En 2006, près des deux tiers (62%) du parc voyageurs est équipé de semelles de frein en matériau composite ou de disques. Ces dispositifs se traduisent, en moyenne, par une réduction de l’énergie sonore de 5 à 10 dB(A). Quant aux matériels de fret, enjeu de taille, puisque la totalité des 110 000 wagons en exploitation en France est concernée, le rééquipement du matériel roulant par des semelles moins bruyantes est encore à l’étude car, suivant l’option retenue, il pourrait nécessiter une modification de la timonerie (6,4 % du parc est aujourd’hui doté de semelles composites).
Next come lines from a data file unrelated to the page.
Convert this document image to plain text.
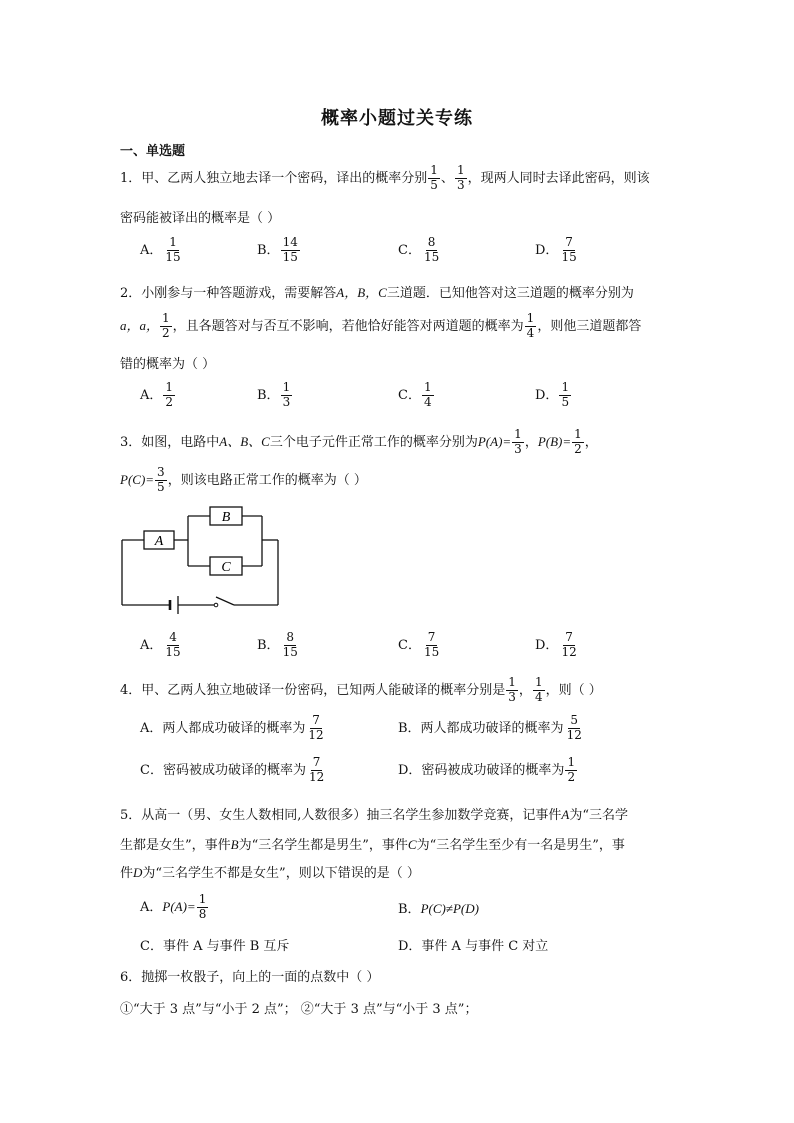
概率小题过关专练
一、单选题
1．甲、乙两人独立地去译一个密码，译出的概率分别 $\frac{1}{5}$ 、 $\frac{1}{3}$ ，现两人同时去译此密码，则该
密码能被译出的概率是（ ）
A． $\frac{1}{15}$	B． $\frac{14}{15}$	C． $\frac{8}{15}$	D． $\frac{7}{15}$
2．小刚参与一种答题游戏，需要解答A，B，C三道题．已知他答对这三道题的概率分别为
a，a， $\frac{1}{2}$ ，且各题答对与否互不影响，若他恰好能答对两道题的概率为 $\frac{1}{4}$ ，则他三道题都答
错的概率为（ ）
A． $\frac{1}{2}$	B． $\frac{1}{3}$	C． $\frac{1}{4}$	D． $\frac{1}{5}$
3．如图，电路中A、B、C三个电子元件正常工作的概率分别为$P(A)= \frac{1}{3}$ ，$P(B)= \frac{1}{2}$ ，
$P(C)= \frac{3}{5}$ ，则该电路正常工作的概率为（ ）
A
B
C
A． $\frac{4}{15}$	B． $\frac{8}{15}$	C． $\frac{7}{15}$	D． $\frac{7}{12}$
4．甲、乙两人独立地破译一份密码，已知两人能破译的概率分别是 $\frac{1}{3}$ ， $\frac{1}{4}$ ，则（ ）
A．两人都成功破译的概率为 $\frac{7}{12}$	B．两人都成功破译的概率为 $\frac{5}{12}$
C．密码被成功破译的概率为 $\frac{7}{12}$	D．密码被成功破译的概率为 $\frac{1}{2}$
5．从高一（男、女生人数相同,人数很多）抽三名学生参加数学竞赛，记事件A为“三名学
生都是女生”，事件B为“三名学生都是男生”，事件C为“三名学生至少有一名是男生”，事
件D为“三名学生不都是女生”，则以下错误的是（ ）
A．$P(A)= \frac{1}{8}$	B．P(C)≠P(D)
C．事件 A 与事件 B 互斥	D．事件 A 与事件 C 对立
6．抛掷一枚骰子，向上的一面的点数中（ ）
①“大于 3 点”与“小于 2 点”； ②“大于 3 点”与“小于 3 点”；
Autre exemple de solutions innovantes permettant de réduire les nuisances, des absorbeurs dynamiques de vibrations sur les rails sont mis en place depuis 2004. Gestionnaire de l’infrastructure pour le compte de Réseau Ferré de France, la SNCF contribue également à la mise en place de murs antibruit et merlons. Efficaces mais coûteux, les écrans apportent une diminution moyenne du bruit d'environ 5 dB (A). La SNCF recherche également des solutions visant à diminuer le bruit des triages grâce au rainurage des freins de voie, avec pour résultat une réduction des nuisances sonores à la source de 14 dB(A). Enfin, il est bon de rappeler qu’en 20 ans, la SNCF a réduit de 50% les émissions sonores du TGV.Rappel réglementaire
La limitation des nuisances sonores ferroviaires fait l'objet d'une réglementation. L'arrêté ferroviaire de 1999 fixe des valeurs acoustiques à ne pas dépasser : 63 dB (A) le jour et 58 dB (A) la nuit sur lignes nouvelles non exclusivement parcourues par du matériel TGV ; 60 dB (A) le jour et 55 dB (A) la nuit sur les lignes nouvelles parcourues exclusivement par du matériel TGV. Une directive européenne complète cette réglementation en fixant les conditions d'homologation des matériels roulants amenés à circuler sur le réseau transeuropéen.